Early mornings, athletic tape and water bottles

An inside look at the work student trainers put in to ensuring safety on the football team


Stu Mair

Athletic trainers Lauren Payne and Susan Smiley help injured player Blake Pfaff off the field.

Hannah Ortega , Staff Reporter

Rain poured down in buckets from the ebony sky and onto the field at the Prosper football game, and though the chilling water left nothing unsoaked, the football team continued to play. As they did so, a different kind of team was working strenuously on the sidelines.

The team was hurriedly covering their already drenched supplies with plastic bags, and suddenly a lightning warning was announced. They hurried the supplies indoors, only to move it back out again when the warning passed.

Sophomore Leslie LaTour took her place under a tent, peering out into the downpour. She spotted her friend, junior Sarah Parkinson, out in the rain, waiting to give the players water during a timeout. Other members of the team rushed around performing tasks, enduring the rain, the cold, and the stress in order to keep the game running.

These are the athletic trainers.

The job of a trainer starts early and can end late, as they arrive at school at 6 a.m. for the football morning practices Mondays through Wednesdays, and on Fridays they usually stay until anywhere from 11:30 p.m. to past midnight after the game. They also have many tasks to tend to during these hours.

“We get the waterboys ready and we get all of the water bottles ready, and then we help with treatments,” sophomore Mikayla Dohmann said. “Then we stand on the field and give people water. That’s Monday through Wednesday. Thursday we either stay here or we go with one of the teams, JV or freshman, and we work their game.”

A Friday night football game is the major event of the week, and Dohmann said that “Friday nights are pretty busy.”

“We all have an assigned job for Friday night football, whether it’s just timeouts which are just waiting, and if there’s a timeout you run out on the field and give everybody water bottles, or you’re on bench where you’re making sure that everything on the bench sideline is ready,” Dohmann said. “We have waterboys. There’s injuries, so those are jobs. We also have jobs during halftime.”

Since the hours are so early, the trainers only have to do so many morning practices a week, and a system is in place to ensure an equal amount of work is distributed.

“Right now at least we have a policy where we sign up on Google Drive and we only have to work three [games or practices] so that we can go to the varsity games,” Dohman said. “So we all are kind of balancing each other out.”

Dohmann said that being an athletic trainer has “lots of benefits” because it counts as a P.E. credit and because she wants to become a doctor. Several other students also signed up for athletic training because they are aiming for a career in the medical field.

“I thought about [being a trainer] in eighth grade, and I took sports medicine last year and I thought it would give me extra background and experience in the medical field,” LaTour said. “I also thought it was really cool what they did because growing up with my brother playing football I got to see the trainers, so that’s why I wanted to do it.”

The athletic trainers work together closely and very often, so they have bonded over time.
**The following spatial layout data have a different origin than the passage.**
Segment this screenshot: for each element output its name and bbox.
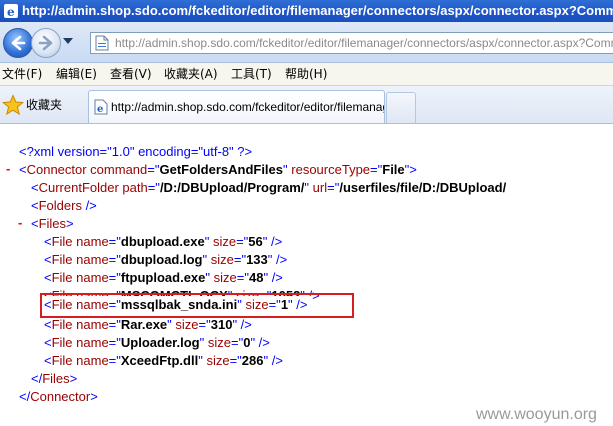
connector-close-tag: </Connector> bbox=[19, 389, 98, 404]
collapse-toggle[interactable]: - bbox=[18, 215, 22, 230]
files-open-tag: <Files> bbox=[31, 216, 74, 231]
svg-text:e: e bbox=[97, 104, 103, 115]
file-entry: <File name="dbupload.log" size="133" /> bbox=[44, 252, 288, 267]
svg-text:e: e bbox=[7, 5, 15, 19]
current-folder-tag: <CurrentFolder path="/D:/DBUpload/Progra… bbox=[31, 180, 507, 195]
tab-bar: 收藏夹 e http://admin.shop.sdo.com/fckedito… bbox=[0, 86, 613, 124]
favorites-label[interactable]: 收藏夹 bbox=[26, 96, 62, 113]
file-entry: <File name="dbupload.exe" size="56" /> bbox=[44, 234, 283, 249]
file-entry: <File name="Uploader.log" size="0" /> bbox=[44, 335, 270, 350]
xml-declaration: <?xml version="1.0" encoding="utf-8" ?> bbox=[19, 144, 253, 159]
page-icon bbox=[95, 35, 109, 51]
favorites-star-icon[interactable] bbox=[2, 94, 24, 116]
navigation-bar: http://admin.shop.sdo.com/fckeditor/edit… bbox=[0, 22, 613, 63]
file-entry: <File name="ftpupload.exe" size="48" /> bbox=[44, 270, 283, 285]
forward-button[interactable] bbox=[31, 28, 61, 58]
folders-tag: <Folders /> bbox=[31, 198, 97, 213]
back-arrow-icon bbox=[11, 35, 26, 51]
menu-bar: 文件(F) 编辑(E) 查看(V) 收藏夹(A) 工具(T) 帮助(H) bbox=[0, 63, 613, 86]
xml-document: <?xml version="1.0" encoding="utf-8" ?> … bbox=[0, 124, 613, 426]
window-title: http://admin.shop.sdo.com/fckeditor/edit… bbox=[22, 3, 613, 18]
window-title-bar[interactable]: e http://admin.shop.sdo.com/fckeditor/ed… bbox=[0, 0, 613, 22]
tab-ie-icon: e bbox=[94, 99, 108, 115]
menu-help[interactable]: 帮助(H) bbox=[285, 63, 327, 85]
back-button[interactable] bbox=[3, 28, 33, 58]
file-entry: <File name="XceedFtp.dll" size="286" /> bbox=[44, 353, 283, 368]
file-entry: <File name="Rar.exe" size="310" /> bbox=[44, 317, 252, 332]
menu-favorites[interactable]: 收藏夹(A) bbox=[164, 63, 218, 85]
address-url[interactable]: http://admin.shop.sdo.com/fckeditor/edit… bbox=[115, 33, 613, 53]
ie-app-icon: e bbox=[4, 4, 18, 19]
dropdown-arrow-icon[interactable] bbox=[63, 38, 73, 44]
new-tab-button[interactable] bbox=[386, 92, 416, 123]
menu-file[interactable]: 文件(F) bbox=[2, 63, 42, 85]
tab-active[interactable]: e http://admin.shop.sdo.com/fckeditor/ed… bbox=[88, 90, 385, 123]
files-close-tag: </Files> bbox=[31, 371, 78, 386]
menu-tools[interactable]: 工具(T) bbox=[231, 63, 272, 85]
menu-edit[interactable]: 编辑(E) bbox=[56, 63, 97, 85]
highlight-box bbox=[40, 293, 354, 318]
address-bar[interactable]: http://admin.shop.sdo.com/fckeditor/edit… bbox=[90, 32, 613, 54]
tab-label: http://admin.shop.sdo.com/fckeditor/edit… bbox=[111, 100, 385, 114]
menu-view[interactable]: 查看(V) bbox=[110, 63, 152, 85]
watermark: www.wooyun.org bbox=[476, 406, 597, 423]
connector-open-tag: <Connector command="GetFoldersAndFiles" … bbox=[19, 162, 417, 177]
collapse-toggle[interactable]: - bbox=[6, 161, 10, 176]
forward-arrow-icon bbox=[38, 35, 53, 51]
LaTour said that “the first couple of weeks was kind of stressful,” which put a strain on getting to know everyone, but that “once that died down we started to get along better.” The trainers have created many memories since then.

“There was one time we had these little wheely chairs in [the training room] and Sarah, Gabby, and I were [cleaning] up the training room before the game started last week for Prosper,” LaTour said. “We forgot what we were supposed to do, and [Sarah] being on this wheely chair scoots over to try and see if Smiley could tell her what was going on. But, there was this divide between the tile and the drain area and there’s a big white marker and she forgot that was there and she scooted down there and she fell off. I have never laughed as hard as I did [then.]”

When not performing multiple jobs for the football team and making memories, the trainers are learning more about the medical field, such as the anatomy of the foot and leg, as well lessons and skills for life.

“It helps you learn how to deal with people because you’re with the same people all the time,” Parkinson said.

Though there are early mornings, late nights, and often stressful games, Dohmann said the athletic trainers enjoy their job and take pride in knowing that they help keep the football team as well as the football games functioning smoothly.
“It’s very rewarding. I love the feeling I get when [we’re] in the game and we get to go home early or go home late,” Dohmann said. “Just knowing that I’m a part of the team and that we help so much is satisfying.”